A memo from Defense Secretary Pete Hegseth on reducing the department’s spending on contracts stresses using the department’s own employees instead—so-called “contracting in.”
The memo lists several contracts recently terminated including ones with the Defense Health Agency for consulting services “that can be performed by our civilian workforce”; one with the Air Force for cloud IT procurement “which we can already fulfill directly with existing procurement resources”; and a DARPA contract for IT helpdesk services “that are duplicative with service capabilities of our existing DISA workforce.”
“These contracts represent non-essential spending on third party consultants to perform services more efficiently performed by the highly skilled members of our DoD workforce using existing resources,” it says. Those and other contracts canceled since the outset of the Trump administration amount to a $5.1 billion savings, it says.

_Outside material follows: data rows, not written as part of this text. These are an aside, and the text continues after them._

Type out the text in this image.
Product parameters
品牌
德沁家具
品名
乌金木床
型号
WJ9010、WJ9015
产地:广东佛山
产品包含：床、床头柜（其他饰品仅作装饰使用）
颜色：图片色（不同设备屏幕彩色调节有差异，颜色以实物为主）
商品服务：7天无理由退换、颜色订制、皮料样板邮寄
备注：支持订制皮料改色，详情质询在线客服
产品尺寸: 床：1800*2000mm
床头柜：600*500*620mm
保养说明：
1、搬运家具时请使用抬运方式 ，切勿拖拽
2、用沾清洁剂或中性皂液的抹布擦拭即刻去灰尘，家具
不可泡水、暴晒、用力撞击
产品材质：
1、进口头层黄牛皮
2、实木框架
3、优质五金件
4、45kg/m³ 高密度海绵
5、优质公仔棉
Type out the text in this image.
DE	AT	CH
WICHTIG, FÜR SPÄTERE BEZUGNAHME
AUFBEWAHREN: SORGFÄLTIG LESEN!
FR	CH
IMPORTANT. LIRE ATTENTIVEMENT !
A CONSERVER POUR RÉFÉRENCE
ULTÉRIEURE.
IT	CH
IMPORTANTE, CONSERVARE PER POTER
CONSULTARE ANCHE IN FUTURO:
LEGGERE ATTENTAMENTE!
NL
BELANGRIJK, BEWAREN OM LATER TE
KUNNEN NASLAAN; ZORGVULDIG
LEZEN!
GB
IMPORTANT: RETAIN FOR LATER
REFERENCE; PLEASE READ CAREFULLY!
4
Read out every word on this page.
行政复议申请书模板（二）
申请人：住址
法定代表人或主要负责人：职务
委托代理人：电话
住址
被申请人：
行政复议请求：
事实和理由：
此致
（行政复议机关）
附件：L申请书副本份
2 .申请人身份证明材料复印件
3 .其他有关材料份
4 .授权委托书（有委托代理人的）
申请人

The memo further directs a 30-day review for how the department can “in-source IT consulting and management services to our civilian workforce.”
Federal unions long have advocated for agencies to examine whether work performed by contractors could be done more efficiently and at less cost by federal employees—the opposite of “contracting-out” in which agencies study in-house costs for comparison against private sector bidders.
Hegseth’s memo follows by days one in which DoD set policies on consolidating and eliminating offices and civilian jobs under a directive telling components to conduct a review of their organizational structures and workforces.
Among numerous other provisions, that guidance says that “all functions that are not inherently governmental ( e.g., retail sales and recreation) should be prioritized for privatization.”